Le problème central que Chan soulève est structurel pour toute l'industrie robotique: les pipelines de collecte de données par téléopération sont coûteux, lents à passer à l'échelle, et produisent des données souvent trop spécialisées pour généraliser. Exploiter la vidéo internet, déjà disponible en quantité massive, représente une alternative potentiellement disruptive, à condition de résoudre le gap de correspondance entre observation visuelle passive et action motrice. Si l'approche DVA tient ses promesses d'apprentissage zero-shot ou few-shot, elle pourrait réduire significativement les coûts de déploiement pour les intégrateurs industriels et accélérer le passage prototype-to-production, un obstacle qui freine actuellement la majorité des projets d'IA physique. Il faut cependant noter que la démonstration publiée reste une preuve de concept en environnement contrôlé, et qu'aucun chiffre de performance en déploiement réel (taux de succès, robustesse aux variations d'environnement) n'a été communiqué à ce stade.

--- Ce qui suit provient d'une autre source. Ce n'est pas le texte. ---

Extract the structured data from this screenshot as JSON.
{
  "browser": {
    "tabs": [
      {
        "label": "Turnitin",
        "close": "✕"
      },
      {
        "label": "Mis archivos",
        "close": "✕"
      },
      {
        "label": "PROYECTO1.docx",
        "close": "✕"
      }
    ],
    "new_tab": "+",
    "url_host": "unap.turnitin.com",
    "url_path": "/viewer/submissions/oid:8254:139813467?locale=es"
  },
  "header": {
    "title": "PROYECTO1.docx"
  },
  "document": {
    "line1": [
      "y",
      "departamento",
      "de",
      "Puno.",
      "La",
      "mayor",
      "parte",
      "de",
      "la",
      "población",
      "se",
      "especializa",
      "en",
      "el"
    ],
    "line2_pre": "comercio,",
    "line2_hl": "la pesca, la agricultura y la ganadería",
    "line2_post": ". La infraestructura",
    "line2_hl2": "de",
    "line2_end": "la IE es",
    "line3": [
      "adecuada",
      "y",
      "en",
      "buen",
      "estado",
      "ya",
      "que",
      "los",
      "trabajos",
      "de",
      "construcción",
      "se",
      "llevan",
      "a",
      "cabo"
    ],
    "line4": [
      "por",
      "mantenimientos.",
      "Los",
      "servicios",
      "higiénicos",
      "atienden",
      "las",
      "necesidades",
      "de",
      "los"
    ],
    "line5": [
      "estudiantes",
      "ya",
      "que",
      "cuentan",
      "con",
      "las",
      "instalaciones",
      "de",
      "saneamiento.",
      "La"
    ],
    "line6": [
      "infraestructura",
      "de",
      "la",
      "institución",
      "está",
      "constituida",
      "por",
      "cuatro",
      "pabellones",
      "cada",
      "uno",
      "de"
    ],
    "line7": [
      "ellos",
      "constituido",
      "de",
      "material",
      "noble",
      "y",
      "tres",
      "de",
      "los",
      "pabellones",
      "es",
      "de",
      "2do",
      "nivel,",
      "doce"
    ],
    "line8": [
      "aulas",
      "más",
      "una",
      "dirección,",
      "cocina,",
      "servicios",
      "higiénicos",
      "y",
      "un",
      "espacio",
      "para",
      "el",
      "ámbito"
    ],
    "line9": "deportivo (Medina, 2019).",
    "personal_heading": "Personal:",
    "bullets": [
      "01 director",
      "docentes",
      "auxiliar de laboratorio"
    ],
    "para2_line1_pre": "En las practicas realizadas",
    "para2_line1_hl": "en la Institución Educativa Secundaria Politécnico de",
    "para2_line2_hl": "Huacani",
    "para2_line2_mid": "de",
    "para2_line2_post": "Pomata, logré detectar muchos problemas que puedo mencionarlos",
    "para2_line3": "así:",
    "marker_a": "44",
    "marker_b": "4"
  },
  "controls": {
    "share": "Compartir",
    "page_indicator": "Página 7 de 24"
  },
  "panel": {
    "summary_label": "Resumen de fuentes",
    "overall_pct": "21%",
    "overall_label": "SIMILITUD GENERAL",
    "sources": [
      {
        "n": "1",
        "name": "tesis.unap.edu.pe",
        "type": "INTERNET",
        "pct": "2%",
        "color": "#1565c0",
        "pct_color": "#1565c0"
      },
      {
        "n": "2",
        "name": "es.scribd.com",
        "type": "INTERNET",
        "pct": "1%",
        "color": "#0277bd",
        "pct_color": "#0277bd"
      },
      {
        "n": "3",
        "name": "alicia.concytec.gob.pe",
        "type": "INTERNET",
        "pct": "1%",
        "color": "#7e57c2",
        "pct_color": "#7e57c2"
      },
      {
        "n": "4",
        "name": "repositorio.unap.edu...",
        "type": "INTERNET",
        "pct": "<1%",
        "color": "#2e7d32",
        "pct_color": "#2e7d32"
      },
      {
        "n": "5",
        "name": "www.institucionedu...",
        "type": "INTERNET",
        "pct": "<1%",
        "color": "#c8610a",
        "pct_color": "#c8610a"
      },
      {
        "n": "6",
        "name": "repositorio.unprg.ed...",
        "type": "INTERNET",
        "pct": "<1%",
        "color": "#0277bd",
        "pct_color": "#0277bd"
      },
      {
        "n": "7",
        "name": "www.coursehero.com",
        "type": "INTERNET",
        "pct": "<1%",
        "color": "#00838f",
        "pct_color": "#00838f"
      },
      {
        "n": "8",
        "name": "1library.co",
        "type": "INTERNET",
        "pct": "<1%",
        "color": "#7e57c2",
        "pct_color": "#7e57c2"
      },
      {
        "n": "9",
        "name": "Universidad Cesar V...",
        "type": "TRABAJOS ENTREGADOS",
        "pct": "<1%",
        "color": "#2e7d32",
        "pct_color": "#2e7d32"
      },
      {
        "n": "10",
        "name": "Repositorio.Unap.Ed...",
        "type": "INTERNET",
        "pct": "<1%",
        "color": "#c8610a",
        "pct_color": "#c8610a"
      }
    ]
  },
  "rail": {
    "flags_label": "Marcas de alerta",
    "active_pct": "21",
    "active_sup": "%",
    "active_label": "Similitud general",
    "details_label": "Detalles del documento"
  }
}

Rhoda AI s'inscrit dans une course plus large à l'exploitation de données vidéo pour la robotique généraliste. Physical Intelligence (Pi-0), NVIDIA avec GR00T N2, et HuggingFace avec LeRobot travaillent tous sur des approches similaires de Vision-Language-Action (VLA) ou de pré-entraînement sur données hétérogènes à grande échelle. La spécificité revendiquée de Rhoda AI est de cibler directement la vidéo brute d'internet plutôt que des datasets robotiques capturés en laboratoire, ce qui la rapproche de l'approche fondatrice des LLMs appliquée au contrôle physique. La société étant très récemment sortie de stealth, les étapes annoncées -- pilotes industriels, benchmarks comparatifs avec l'état de l'art -- restent à confirmer. La prochaine échéance sectorielle visible est le Robotics Summit and Expo 2026 à Boston, où plusieurs acteurs du marché, dont Tesla et Toyota Research Institute, présenteront leurs travaux en IA physique.

💬 Le point de vue du dev

L'idée de base, c'est exactement ce qu'on a fait avec les LLMs : prendre les données qui existent déjà sur internet plutôt que d'en produire à la main. Appliqué à la robotique physique, ça a du sens, parce que la téléopération c'est lent, cher, et ça ne scale pas au-delà du labo. La démo en environnement contrôlé, c'est bien, mais reste à voir ce que ça donne avec de la vraie variabilité terrain, parce que c'est là que tous les autres ont calé.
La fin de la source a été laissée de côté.